The normal cost savings programme was accelerated, resulting in permanent savings of R1.3 billion over the past six months and an increased target of R2.5 billion for the full year, it states.
Addressing technical insolvency
“We are making good progress in addressing the technical insolvency that resulted from non-cash accounting entries at the end of the last financial year,” says Calvo Mawela, MultiChoice Group CEO.
“We expect to return to a positive net equity position by the end of November this year, supported by a number of developments and initiatives. The group’s liquidity position remains strong, with over R10 billion in total available funds.”
The group is also adjusting to global pay-TV challenges as streaming services, the rise of social media and changing consumer preferences impact the traditional broadcast business.
Showmax, which reported 50% growth year-on-year (YOY) in its paying customer base, strategically positions the business to actively participate in the streaming revolution as it gains momentum across Africa, says the firm.
To create sufficient capacity and drive growth, the group stepped-up its investment in this business by an incremental R1.6 billion during the interim period.
“We have successfully been implementing our strategy over the past few years, achieving key milestones, such as our investment in KingMakers, returning the rest of Africa business to profitability in FY23 and FY24, concluding the Showmax partnership with Comcast and investing in Moment. While we’ve made huge inroads to reduce our cost base, there’s still more work to be done,” says Mawela.
“However, our focus extends beyond cost-efficiency – we are equally committed to growing the business. We remain committed to driving new revenue streams and see significant medium- to long-term opportunities in video entertainment, particularly in streaming, and in our adjacent new businesses.”
Meanwhile, the group reported strong momentum in its new products and services, which all delivered robust YOY revenue growth – DStv Stream (71%), DStv Internet (85%) and DStv Insurance (31%).
KingMakers reported a 27% increase in its online monthly active users in Nigeria and grew its revenue in naira by 53%, while newly-launched SuperSportBet is showing early traction in South Africa, the results show.
According to MultiChoice, the pressure on the linear pay-TV subscriber base was lower than the previous six months, reflecting a 5% decline (800 000) compared to 6% reported (1 million) in 2H FY24.

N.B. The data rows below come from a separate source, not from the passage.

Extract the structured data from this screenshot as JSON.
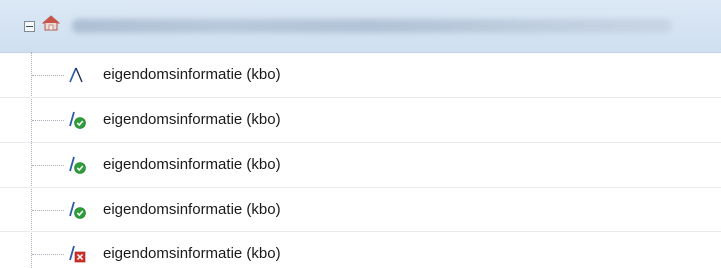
{
  "tree": {
    "root": {
      "label": "",
      "expanded": true,
      "icon": "home-icon"
    },
    "children": [
      {
        "label": "eigendomsinformatie (kbo)",
        "status_icon": "route-line-icon"
      },
      {
        "label": "eigendomsinformatie (kbo)",
        "status_icon": "line-check-icon"
      },
      {
        "label": "eigendomsinformatie (kbo)",
        "status_icon": "line-check-icon"
      },
      {
        "label": "eigendomsinformatie (kbo)",
        "status_icon": "line-check-icon"
      },
      {
        "label": "eigendomsinformatie (kbo)",
        "status_icon": "line-error-icon"
      }
    ]
  },
  "colors": {
    "root_background": "#d5e3f3",
    "check_green": "#2e9e3a",
    "error_red": "#d0302a",
    "line_blue": "#2a5ba8"
  }
}
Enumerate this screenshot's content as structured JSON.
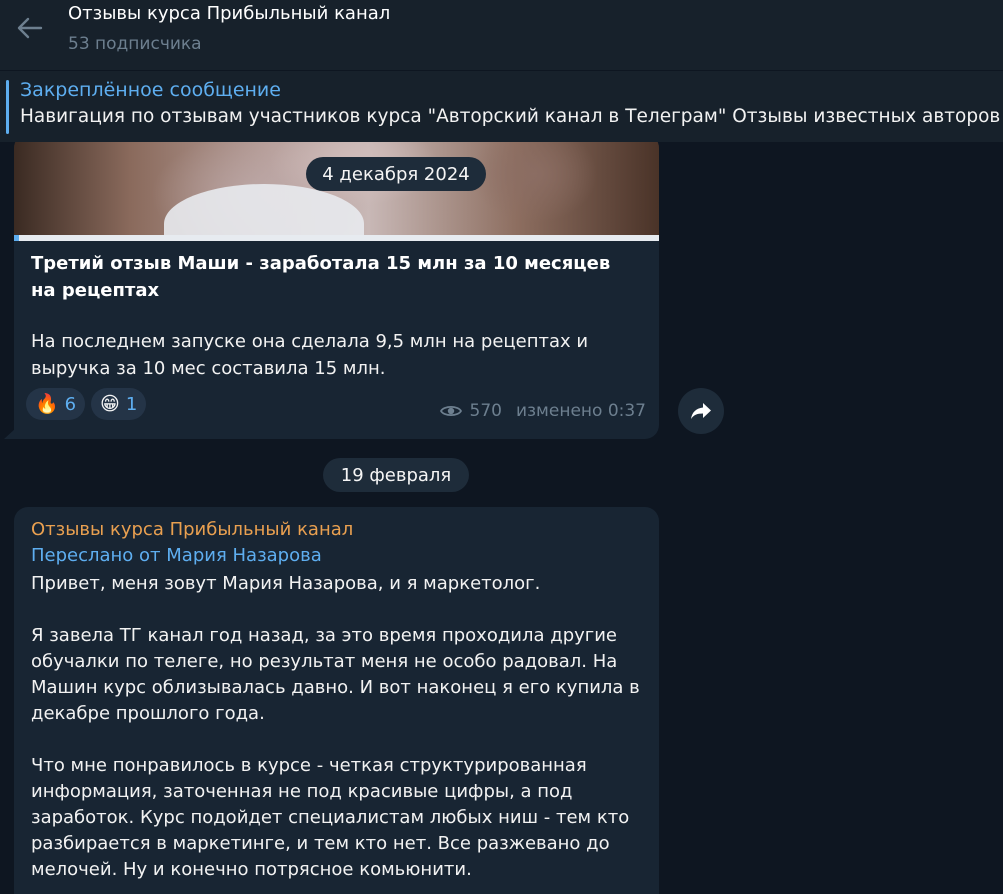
{
  "header": {
    "title": "Отзывы курса Прибыльный канал",
    "subtitle": "53 подписчика"
  },
  "pinned": {
    "title": "Закреплённое сообщение",
    "text": "Навигация по отзывам участников курса \"Авторский канал в Телеграм\"  Отзывы известных авторов боль"
  },
  "message1": {
    "date_label": "4 декабря 2024",
    "title": "Третий отзыв Маши - заработала 15 млн за 10 месяцев на рецептах",
    "body": "На последнем запуске она сделала 9,5 млн на рецептах и выручка за 10 мес составила 15 млн.",
    "reactions": [
      {
        "emoji": "🔥",
        "count": "6"
      },
      {
        "emoji": "😁",
        "count": "1"
      }
    ],
    "views": "570",
    "edited": "изменено 0:37"
  },
  "date_separator": "19 февраля",
  "message2": {
    "sender": "Отзывы курса Прибыльный канал",
    "forwarded_from": "Переслано от Мария Назарова",
    "paragraphs": [
      "Привет, меня зовут Мария Назарова, и я маркетолог.",
      "Я завела ТГ канал год назад, за это время проходила другие обучалки по телеге, но результат меня не особо радовал. На Машин курс облизывалась давно. И вот наконец я его купила в декабре прошлого года.",
      "Что мне понравилось в курсе - четкая структурированная информация, заточенная не под красивые цифры, а под заработок. Курс подойдет специалистам любых ниш - тем кто разбирается в маркетинге, и тем кто нет. Все разжевано до мелочей. Ну и конечно потрясное комьюнити."
    ]
  },
  "colors": {
    "background": "#0e1621",
    "panel": "#17212b",
    "bubble": "#182533",
    "accent": "#5eaef0",
    "sender": "#e9a050",
    "muted": "#6d7f8f"
  },
  "icons": {
    "back": "arrow-left-icon",
    "views": "eye-icon",
    "share": "share-arrow-icon"
  }
}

“This reflects an improving sequential trend. On a YOY basis, the linear subscriber base declined by 11%, or 1.8 million subscribers, to 14.9 million active subscribers, impacted by the challenging macro-economic conditions that negatively impacted discretionary consumer spend."
Cost optimisation drive
Revenue increased by 4% YOY to R25.4 billion on an organic basis, due to disciplined inflationary pricing and revenue growth of new products.
On a reported basis, revenues declined by 10%, impacted by foreign exchange pressures on the rest of Africa business and a stronger rand against the US dollar, says MultiChoice.
It adds that the group’s ongoing cost optimisation drive delivered R1.3 billion in savings, and together with other improvements in the business, it resulted in a 33% increase in trading profit before incorporating the Showmax costs.
A R1.6 billion step-up in the investment behind Showmax to create capacity for growth trimmed the organic trading profit to R5 billion, a decline of 1% YOY.
Foreign exchange losses in the rest of Africa business amounting to R2.3 billion reduced reported trading profit to R2.7 billion.
Adjusted core headline earnings, the board’s measure of the underlying performance of the business, amounted to R7 million, impacted by foreign exchange losses and the investment in Showmax.
The group free cash flow remained positive at R6 million, with R5.7 billion retained in cash and cash equivalents.
“Despite the increase in net interest costs and a higher average debt balance, the group remains well-positioned to navigate current challenges with access to R4.4 billion in undrawn facilities,” says the company.